Over a decade of e-residency excellence
Estonia’s E-Residency programme, launched at the end of 2014, allows foreign nationals to establish and manage Estonian companies entirely digitally — without ever setting foot in the country. A company is counted as e-residency-connected if it was founded by an e-resident or if an e-resident has served on its board.
Of Estonia’s approximately 1,500 active startup-sector companies, 43% are now linked to e-residents. In 2024 and 2025 alone, e-residents co-founded 77 new startups, predominantly in IT, with software development as the most common activity. Across all company types — not just startups — e-residents established a record 4,818 Estonian companies in 2024, up 5% on the previous year.
The programme’s cumulative economic footprint has grown substantially. By mid-2025, the total direct economic impact had surpassed €340M, up from €244M recorded by 2024. E-residents also generated €15.5M in revenue for local service providers — accountants, lawyers, and virtual office companies — in 2024, a 36% increase on 2023.
An unmatched offer
Liina Vahtras, Managing Director of e-Residency and board member of Enterprise Estonia (EIS), says the focus is now squarely on attracting companies with serious growth ambitions. “Estonia is the preferred choice for many bright-minded startup entrepreneurs, thanks to e-residency — you can launch a company quickly, entirely digitally, and with minimal bureaucracy. No other country offers a comparable level of convenience, especially when founders are spread across different countries and the goal is to operate internationally from day one,” she said.
The investment numbers reflect that ambition. In 2025, e-resident-linked startups raised notable rounds: AI headshot platform Betterpic.ai (founded by a Belgian e-resident) pulled in $2.3M from international funds, while AI agent development software Co-one raised over €1M. Payment solutions firm Cino — which got its first break on stage at tech conference Latitude59 in 2023 — closed a €3.5M round.

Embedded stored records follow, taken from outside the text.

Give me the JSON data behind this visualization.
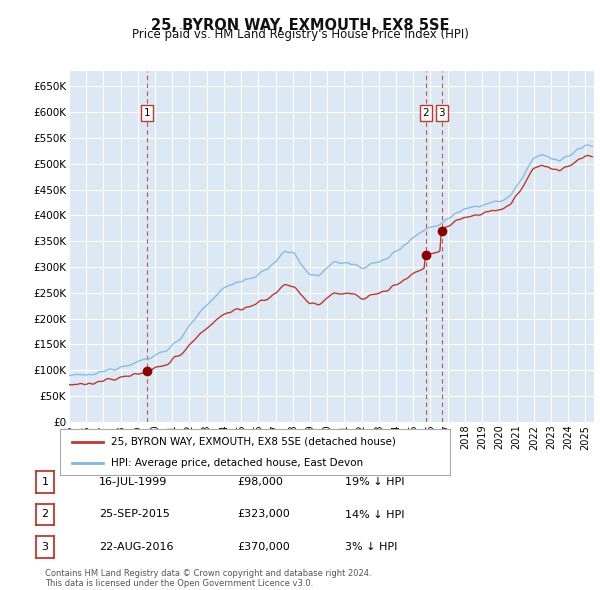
{
  "title": "25, BYRON WAY, EXMOUTH, EX8 5SE",
  "subtitle": "Price paid vs. HM Land Registry's House Price Index (HPI)",
  "ylim": [
    0,
    680000
  ],
  "yticks": [
    0,
    50000,
    100000,
    150000,
    200000,
    250000,
    300000,
    350000,
    400000,
    450000,
    500000,
    550000,
    600000,
    650000
  ],
  "ytick_labels": [
    "£0",
    "£50K",
    "£100K",
    "£150K",
    "£200K",
    "£250K",
    "£300K",
    "£350K",
    "£400K",
    "£450K",
    "£500K",
    "£550K",
    "£600K",
    "£650K"
  ],
  "background_color": "#ffffff",
  "plot_bg_color": "#dce9f5",
  "grid_color": "#ffffff",
  "legend_label_red": "25, BYRON WAY, EXMOUTH, EX8 5SE (detached house)",
  "legend_label_blue": "HPI: Average price, detached house, East Devon",
  "purchase1_x": 1999.54,
  "purchase1_price": 98000,
  "purchase2_x": 2015.73,
  "purchase2_price": 323000,
  "purchase3_x": 2016.65,
  "purchase3_price": 370000,
  "purchases": [
    {
      "label": "1",
      "date_x": 1999.54,
      "price": 98000
    },
    {
      "label": "2",
      "date_x": 2015.73,
      "price": 323000
    },
    {
      "label": "3",
      "date_x": 2016.65,
      "price": 370000
    }
  ],
  "table_rows": [
    {
      "num": "1",
      "date": "16-JUL-1999",
      "price": "£98,000",
      "hpi": "19% ↓ HPI"
    },
    {
      "num": "2",
      "date": "25-SEP-2015",
      "price": "£323,000",
      "hpi": "14% ↓ HPI"
    },
    {
      "num": "3",
      "date": "22-AUG-2016",
      "price": "£370,000",
      "hpi": "3% ↓ HPI"
    }
  ],
  "footer": "Contains HM Land Registry data © Crown copyright and database right 2024.\nThis data is licensed under the Open Government Licence v3.0.",
  "hpi_color": "#7db8e0",
  "price_color": "#c0392b",
  "vline_color": "#c0392b",
  "marker_color": "#8b0000",
  "xlim_start": 1995.0,
  "xlim_end": 2025.5
}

The momentum has carried into 2026. In the first quarter, seven of the 18 Estonian startups that raised funding were e-residency-connected, contributing to a combined sector total of over €91M. Among them: EdTech firm Flashka (two of its three founders are e-residents, €1M raised), document validation platform Validfor (over €1M), and deep-tech company Softquantus (over €500,000). Defence-tech firms Farsight Vision, MaXon Systems, and Babayte — several founded by Ukrainian entrepreneurs — also closed rounds, though exact figures were not disclosed in all cases. Farsight Vision alone raised over €7M from international and Estonian funds.

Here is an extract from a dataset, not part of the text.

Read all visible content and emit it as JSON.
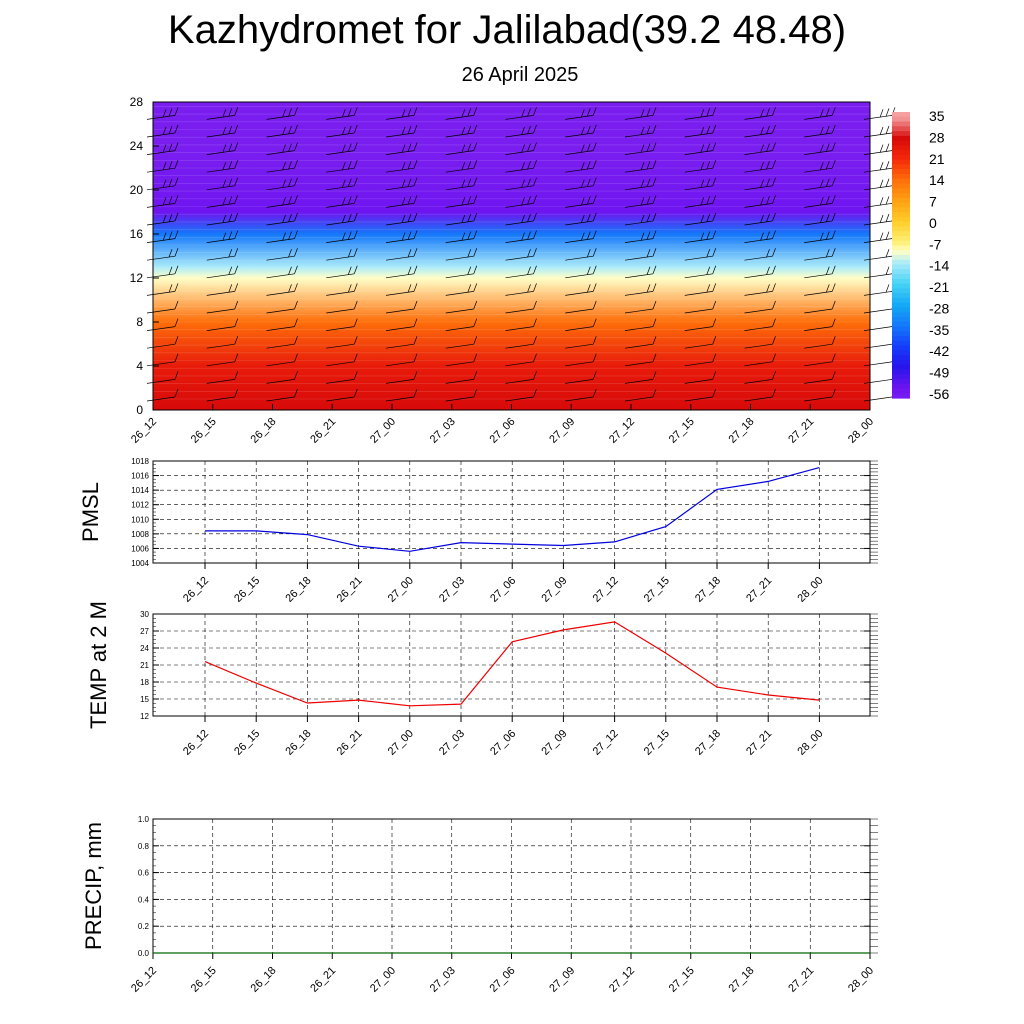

Madis Lehtmets, CEO of the Estonian Private Equity and Venture Capital Association (EstVCA), says the quality of foreign-founded companies is increasingly attracting domestic investors. “Foreign founders are not merely an addition to our ecosystem — they are a growth engine. We are now seeing something new: proven foreign founders finding their way to Estonian investors ever more quickly, including Ukrainians who have built genuinely resilient companies under difficult circumstances,” he said.
The defence and dual-use technology segment is drawing particular attention. Vahtras noted that investment into AI and defence-related startups shows no signs of cooling, and that EIS has now introduced an innovation loan allowing technology developers to borrow up to €5M to accelerate new development projects.
The programme’s pipeline also points to continued internationalisation. At this year’s Latitude59 startup pitching competition, 67 of the 465 applicants had at least one e-resident team member — and e-resident-founded Getpin made the conference’s top seven shortlist.
Since the programme’s launch, more than 121,600 people from 185 countries have been granted e-resident status. E-residents now account for approximately 1 in 5 new Estonian companies registered each year.